The issues related to black box AIs are common as more chatbots function on such technology.
Says Sabharwal: “Most AI chatbots today function as black boxes predicting responses based on statistical patterns and/or text completion/generation from LLMs without offering insight into why a particular answer was given, what source it is based on, or how confident the system is.”
The lack of explanation or rationale from AI chatbots can lead to trust issues when it comes to seeking personal finance-related advice. The use of such AI chatbots can also lead to misaligned investment decisions, says Garg.
“When users don’t understand the rationale behind a recommendation, whether it’s a portfolio strategy or a product choice, they are essentially operating on faith, and not analysis,” Garg says.
Even gains made from such advice are unlikely to be long-standing, as the investor will not be able to pivot their investment strategy if the conditions of the market change.
“If an investor doesn’t know why a model favours gold over equities or debt over cash, they cannot pivot when macro conditions change. They will be left vulnerable to regime shifts and narrative shocks—both common in today’s volatile environment,” Garg adds.
What Can You Do? Users can mitigate this problem by asking the AI chatbot to justify its output vis-a-vis the filters and parameters it has used to reach a particular conclusion.

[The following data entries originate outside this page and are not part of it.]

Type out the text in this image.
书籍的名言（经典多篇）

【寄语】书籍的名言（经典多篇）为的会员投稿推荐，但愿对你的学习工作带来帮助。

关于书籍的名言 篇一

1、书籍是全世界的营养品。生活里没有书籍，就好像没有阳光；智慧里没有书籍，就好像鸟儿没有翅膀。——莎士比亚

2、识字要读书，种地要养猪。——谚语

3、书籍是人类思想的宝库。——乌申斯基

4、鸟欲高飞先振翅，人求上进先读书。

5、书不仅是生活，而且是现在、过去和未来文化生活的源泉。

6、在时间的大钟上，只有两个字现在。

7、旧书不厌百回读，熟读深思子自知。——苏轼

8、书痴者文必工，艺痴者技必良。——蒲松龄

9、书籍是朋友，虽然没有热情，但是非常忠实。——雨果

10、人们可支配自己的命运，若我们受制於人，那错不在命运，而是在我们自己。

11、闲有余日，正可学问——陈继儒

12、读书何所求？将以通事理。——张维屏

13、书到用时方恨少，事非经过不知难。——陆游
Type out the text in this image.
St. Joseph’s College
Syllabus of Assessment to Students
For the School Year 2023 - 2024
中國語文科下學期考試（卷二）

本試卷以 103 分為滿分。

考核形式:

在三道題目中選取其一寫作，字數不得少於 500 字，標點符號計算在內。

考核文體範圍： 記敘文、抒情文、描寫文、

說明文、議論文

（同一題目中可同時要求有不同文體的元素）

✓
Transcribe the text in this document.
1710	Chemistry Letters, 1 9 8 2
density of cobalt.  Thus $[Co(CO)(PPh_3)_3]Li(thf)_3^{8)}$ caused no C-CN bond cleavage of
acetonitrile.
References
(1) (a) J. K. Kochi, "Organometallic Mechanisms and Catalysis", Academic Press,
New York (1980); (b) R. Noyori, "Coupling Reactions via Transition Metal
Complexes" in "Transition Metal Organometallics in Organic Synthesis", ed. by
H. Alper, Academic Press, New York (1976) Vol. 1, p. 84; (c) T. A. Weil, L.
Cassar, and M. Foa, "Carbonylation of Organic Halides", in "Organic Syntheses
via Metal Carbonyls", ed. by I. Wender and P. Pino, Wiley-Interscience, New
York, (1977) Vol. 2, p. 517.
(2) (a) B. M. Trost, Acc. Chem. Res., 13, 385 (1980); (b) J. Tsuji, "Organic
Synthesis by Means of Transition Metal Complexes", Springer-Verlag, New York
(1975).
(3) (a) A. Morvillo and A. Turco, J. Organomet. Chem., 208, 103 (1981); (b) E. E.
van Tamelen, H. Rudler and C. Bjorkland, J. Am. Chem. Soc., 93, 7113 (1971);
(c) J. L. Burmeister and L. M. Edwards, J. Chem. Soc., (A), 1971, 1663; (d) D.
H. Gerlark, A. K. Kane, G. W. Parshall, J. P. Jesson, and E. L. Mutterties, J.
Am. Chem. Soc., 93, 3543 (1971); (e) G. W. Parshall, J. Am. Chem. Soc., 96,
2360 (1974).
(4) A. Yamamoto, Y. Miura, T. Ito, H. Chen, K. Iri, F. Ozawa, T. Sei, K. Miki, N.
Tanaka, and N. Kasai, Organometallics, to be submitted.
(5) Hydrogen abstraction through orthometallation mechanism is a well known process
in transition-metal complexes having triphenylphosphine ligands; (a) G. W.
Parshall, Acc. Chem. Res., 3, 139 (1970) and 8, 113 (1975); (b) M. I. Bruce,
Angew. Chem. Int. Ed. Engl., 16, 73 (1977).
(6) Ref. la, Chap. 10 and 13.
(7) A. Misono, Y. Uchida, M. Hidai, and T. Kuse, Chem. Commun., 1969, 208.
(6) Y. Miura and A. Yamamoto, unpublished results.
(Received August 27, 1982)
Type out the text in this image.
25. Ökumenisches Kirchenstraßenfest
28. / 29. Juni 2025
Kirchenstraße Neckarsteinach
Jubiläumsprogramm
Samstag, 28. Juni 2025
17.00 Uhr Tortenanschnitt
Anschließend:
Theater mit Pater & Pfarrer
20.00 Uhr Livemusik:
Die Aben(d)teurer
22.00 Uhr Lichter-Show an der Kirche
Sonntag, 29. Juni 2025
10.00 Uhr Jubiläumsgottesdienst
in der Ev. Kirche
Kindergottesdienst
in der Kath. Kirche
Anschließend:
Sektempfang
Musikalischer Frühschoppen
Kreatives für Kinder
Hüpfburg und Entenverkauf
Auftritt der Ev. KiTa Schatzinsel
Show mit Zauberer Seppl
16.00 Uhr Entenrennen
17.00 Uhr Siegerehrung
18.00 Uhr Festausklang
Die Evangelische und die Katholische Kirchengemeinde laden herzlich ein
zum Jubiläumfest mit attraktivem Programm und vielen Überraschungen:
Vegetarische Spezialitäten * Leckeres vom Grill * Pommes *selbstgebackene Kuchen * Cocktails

Garg says that users should treat any recommendation as incomplete if the chatbot cannot justify how it came to that conclusion.
“Every model must justify its output through visible parameters such as interest rate assumptions, risk filters, volatility thresholds, and historical analogs, among others. No insight is used unless we understand, and can explain its construction,” Garg says.
The key lies in understanding the biases that can change the responses of an AI chatbot and in using proper prompts to get specific answers. So, instead of blindly believing in the AI recommendations, don’t hesitate to cross-question to eliminate the possibility of biases from its responses. This will ensure that you are on track and can use its suggestions for making informed decisions.